Aber Du schreibst doch, Du hättest Dich da herausgehalten. Wieso kannst Du denn dann als Mittäter angeklagt werden? Dann hättest Du doch diesbezüglich gar nichts zu befürchten. Ob und inwieweit Du eine Dir bekannte Straftat melden musst, steht auf einem anderen Blatt.

Wie auch immer: Selbst wenn Du Mist gebaut hast, steh dafür grade und mach Deine wahrheitsgemäße Aussage. Nur so kannst Du letztendlich aus diesem Dilemmna heraus kommen. Im anderen Fall wirst Du immer wieder und weiterhin ständig unter Druck stehen, rutschst immer tiefer hinein.

Hallo Kalle74,

ein Zeugnisverweigerungsrecht hast Du nur dann, wenn Du mit dem Angeklagten verwandt oder verschwägert bist. Fazit: Du musst aussagen. Allerdings musst Du nicht auf Fragen antworten, wenn Du Dich damit selbst belasten würdest.

Gruß uric

du darfst die Aussage nur verweigern wenn du damit dich selbst belasten würdest. Ansonsten kannst bei Freunden die Aussage nicht verweigern. Dies geht nur bei Verwandten.
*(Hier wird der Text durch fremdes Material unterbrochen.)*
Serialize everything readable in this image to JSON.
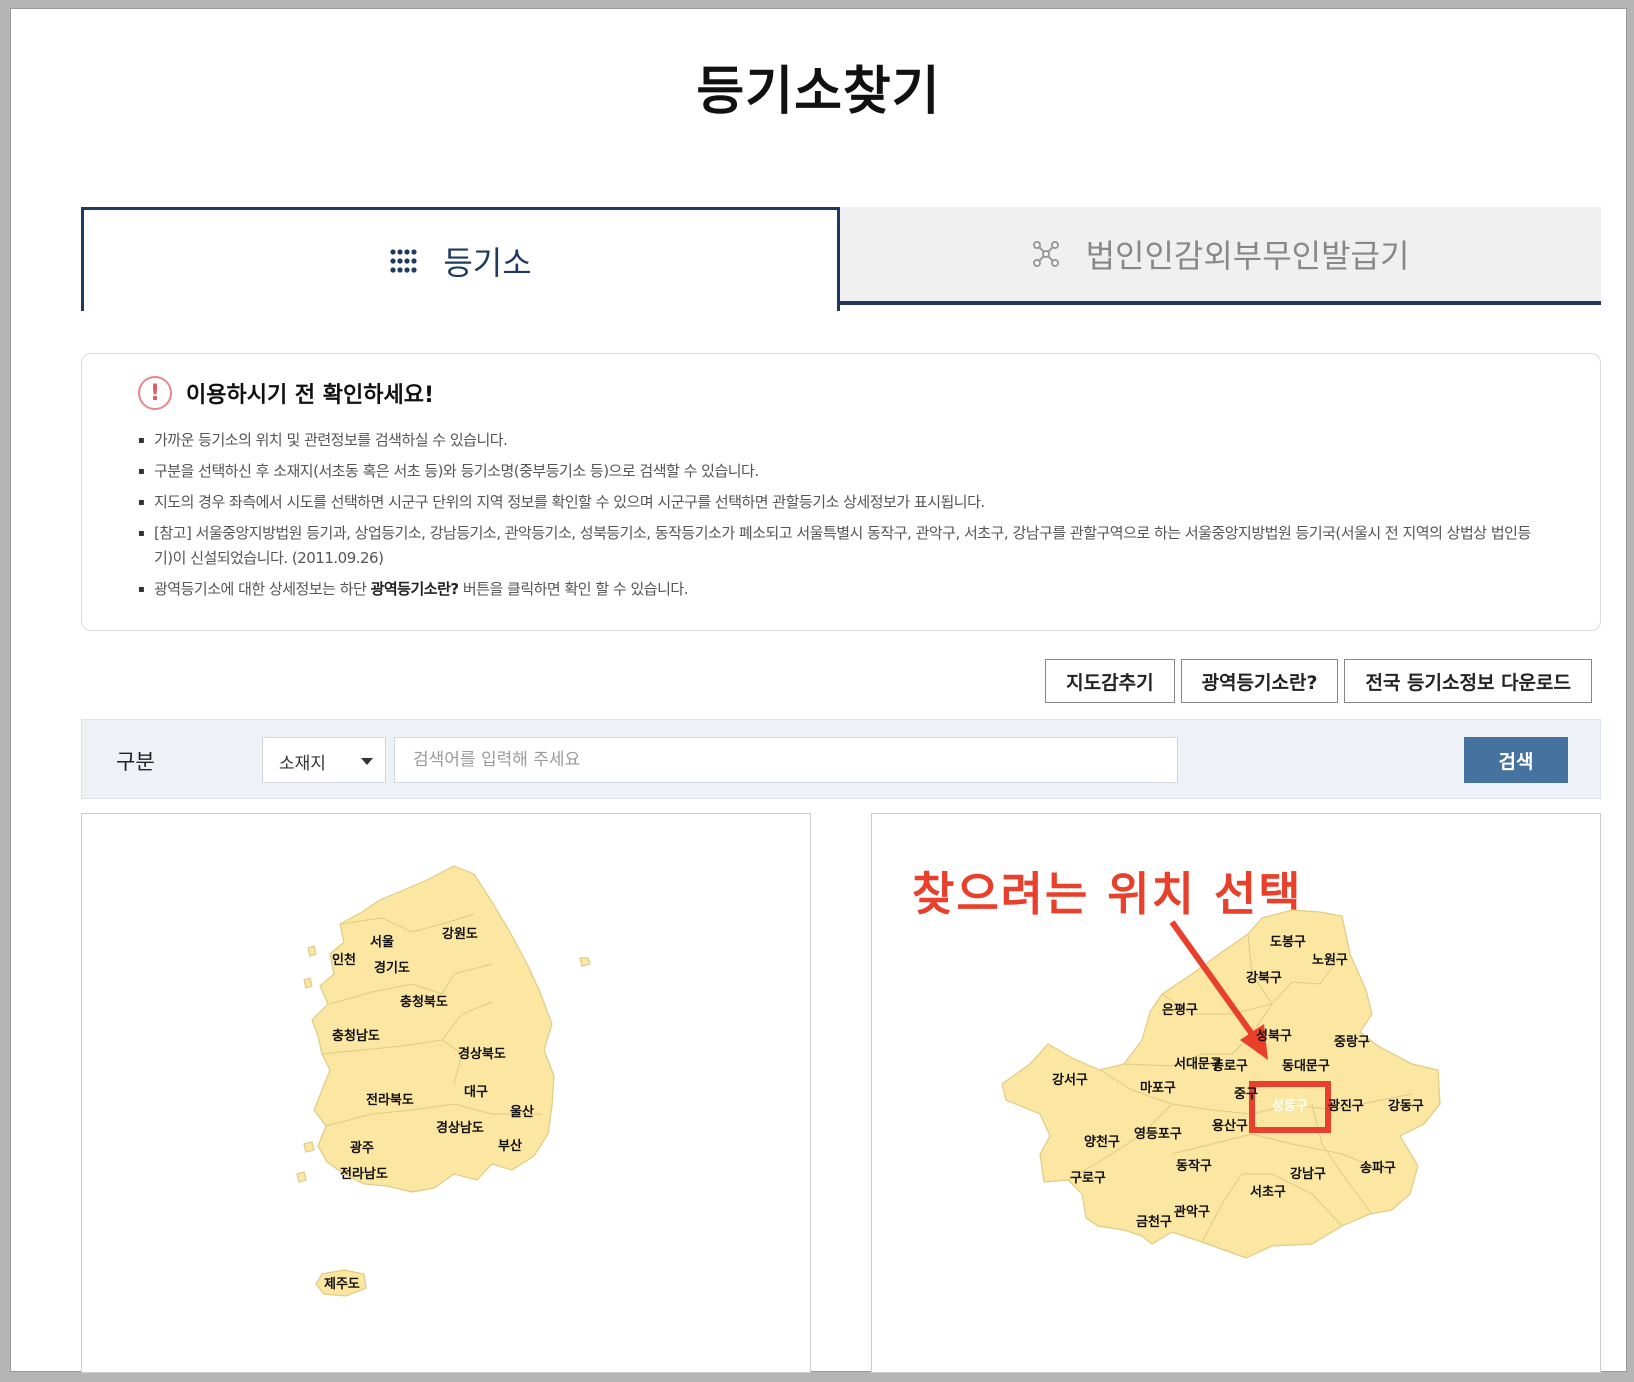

Die Wahrheit ist die Wahrheit, da wird Dir nichts übrig bleiben, da musst Du durch. Sprich mit dem Staatsanwalt, vielleicht kannst Du Deine Aussage schriftlich machen... Du wirst ja nicht der Einzige sein, der aussagen muss, vielleicht geht Deine Aussage im Verfahren unter.

Ich würde dir raten, gleich morgen einen Termin bei einem Strafverteidiger zu machen. "Waffenhandel, Kreditbetrug, Bedrohung und Erpressung" sind keine harmlosen Delikte, wenn man dich der Mittäterschaft verdächtigt (und so sieht das wohl aus), dann hol dir lieber einen Fachmann ran, der dir hilft. Hier bist du da völlig verkehrt.

Du musst aussagen, denn du hast als Zeuge nicht das Recht die Aussage zu verweigern, das hat nur der Angeklagte.

Aber guter Kumpel oder nicht, bei Straftaten hört für mich die Freundschaft auf.